Magnetic Resonance Imaging Measurement
The cubic scaffolds were imaged with an Avance HD III SWB 200 MHz tomograph (Bruker BioSpin GmbH, Ettlingen, Germany) equipped with a 20 mm birdcage (MICWB40, Bruker) with air as background medium at 20°C as described in (Schmieg et al., 2022). With pulse sequence rapid acquisition with relaxation enhancement (RARE) (Callaghan, 1991; Kimmich, 1997; Bernstein et al., 2004), a stack of 15 axial slices was measured, which resulted in a measurement time of 26 min. The measured data matrix of NMR-intensities is strongly weighted with the transverse relaxation time T 2 which strongly depends on the material composition within the individual voxel. Thereby, the matrix of each of the 15 axial slices consisted of 256 × 256 pixels with a slice thickness of 0.4 mm and a total interslice distance of 0.5 mm. The field of view was chosen either 12 mm2 × 12 mm2, 14 mm2 × 14 mm2 or 16 mm2 × 16 mm2, depending on the swelling and positioning of the 3D printed scaffold within the tomograph.
2D Image Analysis
Image analysis of the slices was done in MATLAB 2020a (The MathWorks, Inc., Natick, United States). Pixel intensity was normalized within the whole MRI data set (nscaffolds, total = nscaffolds, cell + nscaffolds, reference = 14) with regard to respective field of view of the individual sample. A histogram of the intensity values of all 15 slices per object was calculated with the command “histogram” and a Bin Width of 1 for each bioprinted scaffold. The intensity scale can be projected to any false color scale and of course also to RGB (red green blue scale). In Supplementary Table S1 an example allocating the used commands is listed. To note: the individual form of the code options is depending on the MATLAB version and installed toolboxes.

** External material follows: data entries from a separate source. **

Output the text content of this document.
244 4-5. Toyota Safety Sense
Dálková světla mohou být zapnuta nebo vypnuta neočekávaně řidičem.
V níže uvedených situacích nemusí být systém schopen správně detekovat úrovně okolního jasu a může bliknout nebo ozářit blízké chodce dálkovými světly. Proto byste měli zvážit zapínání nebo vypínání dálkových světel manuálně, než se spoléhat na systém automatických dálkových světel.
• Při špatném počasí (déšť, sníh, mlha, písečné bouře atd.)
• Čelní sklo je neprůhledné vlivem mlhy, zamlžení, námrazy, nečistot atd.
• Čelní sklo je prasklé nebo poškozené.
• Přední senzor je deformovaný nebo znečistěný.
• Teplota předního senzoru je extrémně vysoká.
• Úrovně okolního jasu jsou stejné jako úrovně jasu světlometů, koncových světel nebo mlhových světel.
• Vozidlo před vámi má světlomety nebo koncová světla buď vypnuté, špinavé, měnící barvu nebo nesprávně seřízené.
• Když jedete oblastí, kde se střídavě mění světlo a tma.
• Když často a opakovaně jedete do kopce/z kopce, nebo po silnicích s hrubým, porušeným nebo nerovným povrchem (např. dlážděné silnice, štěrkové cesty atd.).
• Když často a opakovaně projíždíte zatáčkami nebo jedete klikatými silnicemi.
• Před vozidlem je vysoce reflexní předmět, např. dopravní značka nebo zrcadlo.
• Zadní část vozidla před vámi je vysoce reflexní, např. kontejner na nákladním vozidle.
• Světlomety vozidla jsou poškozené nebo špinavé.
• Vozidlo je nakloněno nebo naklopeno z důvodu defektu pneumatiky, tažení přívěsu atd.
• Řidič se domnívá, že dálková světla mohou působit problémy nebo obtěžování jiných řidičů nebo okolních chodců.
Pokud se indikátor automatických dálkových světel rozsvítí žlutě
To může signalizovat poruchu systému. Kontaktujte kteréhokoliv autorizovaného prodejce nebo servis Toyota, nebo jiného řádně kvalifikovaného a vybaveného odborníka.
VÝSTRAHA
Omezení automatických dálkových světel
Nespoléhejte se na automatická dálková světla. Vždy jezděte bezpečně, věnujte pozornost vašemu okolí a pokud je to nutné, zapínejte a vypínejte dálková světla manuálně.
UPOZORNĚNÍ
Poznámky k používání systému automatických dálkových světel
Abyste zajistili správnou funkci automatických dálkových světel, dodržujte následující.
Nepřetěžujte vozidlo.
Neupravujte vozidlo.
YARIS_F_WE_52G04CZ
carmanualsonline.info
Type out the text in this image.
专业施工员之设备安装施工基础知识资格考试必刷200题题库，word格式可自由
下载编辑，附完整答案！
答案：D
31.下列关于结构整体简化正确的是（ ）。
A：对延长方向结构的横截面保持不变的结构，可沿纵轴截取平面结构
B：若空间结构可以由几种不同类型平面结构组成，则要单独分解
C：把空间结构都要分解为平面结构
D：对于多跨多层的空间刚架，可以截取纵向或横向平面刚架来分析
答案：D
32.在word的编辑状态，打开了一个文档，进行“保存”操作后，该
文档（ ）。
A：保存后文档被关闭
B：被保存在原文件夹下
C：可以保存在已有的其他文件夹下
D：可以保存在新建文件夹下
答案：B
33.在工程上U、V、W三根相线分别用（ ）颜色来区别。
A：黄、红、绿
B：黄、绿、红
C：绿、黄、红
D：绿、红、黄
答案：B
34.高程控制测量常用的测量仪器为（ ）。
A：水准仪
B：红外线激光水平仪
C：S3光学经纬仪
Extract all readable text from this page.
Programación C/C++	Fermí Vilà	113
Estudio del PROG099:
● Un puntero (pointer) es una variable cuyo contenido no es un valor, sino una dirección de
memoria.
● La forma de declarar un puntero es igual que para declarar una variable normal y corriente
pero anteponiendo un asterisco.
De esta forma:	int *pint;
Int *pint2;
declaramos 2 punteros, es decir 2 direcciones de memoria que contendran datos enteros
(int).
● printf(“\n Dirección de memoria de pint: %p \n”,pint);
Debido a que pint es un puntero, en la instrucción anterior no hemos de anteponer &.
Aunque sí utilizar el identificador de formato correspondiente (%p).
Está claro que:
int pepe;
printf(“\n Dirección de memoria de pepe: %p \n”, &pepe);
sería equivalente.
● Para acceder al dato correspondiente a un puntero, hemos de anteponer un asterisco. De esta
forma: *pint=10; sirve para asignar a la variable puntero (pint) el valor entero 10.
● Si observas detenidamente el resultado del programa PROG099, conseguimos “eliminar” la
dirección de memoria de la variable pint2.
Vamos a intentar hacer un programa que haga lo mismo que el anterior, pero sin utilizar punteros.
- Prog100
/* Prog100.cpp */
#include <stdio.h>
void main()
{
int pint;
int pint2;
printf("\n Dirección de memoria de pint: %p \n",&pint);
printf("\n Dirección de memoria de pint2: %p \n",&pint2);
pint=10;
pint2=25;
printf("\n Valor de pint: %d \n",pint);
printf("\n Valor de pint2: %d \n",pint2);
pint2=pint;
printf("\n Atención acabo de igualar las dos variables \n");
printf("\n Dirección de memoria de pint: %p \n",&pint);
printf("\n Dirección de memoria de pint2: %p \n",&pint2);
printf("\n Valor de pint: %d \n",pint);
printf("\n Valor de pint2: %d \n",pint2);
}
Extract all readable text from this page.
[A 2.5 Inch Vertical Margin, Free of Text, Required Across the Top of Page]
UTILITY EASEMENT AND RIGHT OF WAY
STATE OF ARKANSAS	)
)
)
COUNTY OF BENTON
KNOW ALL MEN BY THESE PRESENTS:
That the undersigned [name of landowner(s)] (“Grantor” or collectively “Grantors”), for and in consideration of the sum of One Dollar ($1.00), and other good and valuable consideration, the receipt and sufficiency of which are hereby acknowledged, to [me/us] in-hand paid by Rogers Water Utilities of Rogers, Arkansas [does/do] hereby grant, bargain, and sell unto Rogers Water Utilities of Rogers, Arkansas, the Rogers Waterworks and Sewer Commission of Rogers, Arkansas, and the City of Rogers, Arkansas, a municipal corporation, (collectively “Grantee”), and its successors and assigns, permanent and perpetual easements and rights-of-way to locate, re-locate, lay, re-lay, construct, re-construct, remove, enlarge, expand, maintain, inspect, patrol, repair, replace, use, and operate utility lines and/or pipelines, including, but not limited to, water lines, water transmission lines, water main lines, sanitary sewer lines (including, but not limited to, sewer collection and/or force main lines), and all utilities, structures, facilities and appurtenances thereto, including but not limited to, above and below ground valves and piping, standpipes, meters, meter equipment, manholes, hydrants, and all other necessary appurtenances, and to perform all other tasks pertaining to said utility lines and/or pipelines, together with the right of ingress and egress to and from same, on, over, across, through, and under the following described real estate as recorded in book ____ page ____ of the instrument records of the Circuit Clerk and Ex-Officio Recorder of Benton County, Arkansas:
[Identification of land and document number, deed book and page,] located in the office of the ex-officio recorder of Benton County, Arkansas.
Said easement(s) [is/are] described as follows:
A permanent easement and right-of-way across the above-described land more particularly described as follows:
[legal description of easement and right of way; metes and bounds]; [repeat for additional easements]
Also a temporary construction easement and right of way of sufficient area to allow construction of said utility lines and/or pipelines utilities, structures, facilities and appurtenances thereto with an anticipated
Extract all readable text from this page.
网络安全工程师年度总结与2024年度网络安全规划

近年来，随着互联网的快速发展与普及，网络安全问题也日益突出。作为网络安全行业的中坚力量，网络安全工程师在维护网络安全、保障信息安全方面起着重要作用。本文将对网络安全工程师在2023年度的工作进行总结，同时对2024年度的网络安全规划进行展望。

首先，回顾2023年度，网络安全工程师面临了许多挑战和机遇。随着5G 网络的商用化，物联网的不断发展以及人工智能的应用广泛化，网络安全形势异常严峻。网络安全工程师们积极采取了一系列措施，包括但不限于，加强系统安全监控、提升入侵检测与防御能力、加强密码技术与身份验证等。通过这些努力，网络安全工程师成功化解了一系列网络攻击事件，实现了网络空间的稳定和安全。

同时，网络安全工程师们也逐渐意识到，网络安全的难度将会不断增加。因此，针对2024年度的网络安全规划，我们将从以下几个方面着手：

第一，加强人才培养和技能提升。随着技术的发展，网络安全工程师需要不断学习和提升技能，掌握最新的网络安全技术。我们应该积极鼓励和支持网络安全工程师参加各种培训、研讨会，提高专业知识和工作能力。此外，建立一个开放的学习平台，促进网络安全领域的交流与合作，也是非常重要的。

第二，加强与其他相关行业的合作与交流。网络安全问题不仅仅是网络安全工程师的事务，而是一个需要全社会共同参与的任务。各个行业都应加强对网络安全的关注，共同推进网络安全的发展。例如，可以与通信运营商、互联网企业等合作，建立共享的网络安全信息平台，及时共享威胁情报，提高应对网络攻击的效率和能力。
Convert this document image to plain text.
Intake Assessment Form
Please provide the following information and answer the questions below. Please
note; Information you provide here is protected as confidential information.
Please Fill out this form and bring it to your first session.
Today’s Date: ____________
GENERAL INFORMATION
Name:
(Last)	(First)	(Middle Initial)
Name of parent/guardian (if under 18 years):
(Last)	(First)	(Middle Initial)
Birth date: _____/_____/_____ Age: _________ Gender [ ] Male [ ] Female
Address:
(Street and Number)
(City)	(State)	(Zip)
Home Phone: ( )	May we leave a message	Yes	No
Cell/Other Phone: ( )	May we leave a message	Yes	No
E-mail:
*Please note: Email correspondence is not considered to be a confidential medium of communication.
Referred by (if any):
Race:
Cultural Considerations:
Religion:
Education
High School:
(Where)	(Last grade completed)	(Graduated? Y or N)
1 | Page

Data Processing and Virtual Reality Visualization
Image processing for VR consisted of four consecutive subprocesses: Data normalization, the conversion to RGB pseudo color images, 3D reconstruction by the re-stacking of RGB images and finally, the data formatting to generate a NIfTI file suitable for VR visualization using the Software ConfocalVR 3.2 (Immersive Science LLC, Newcastle, WA, United States) (Stefani et al., 2018) in combination with VR goggles. Using RGB color images is necessary when working with the commercial software ConfocalVR.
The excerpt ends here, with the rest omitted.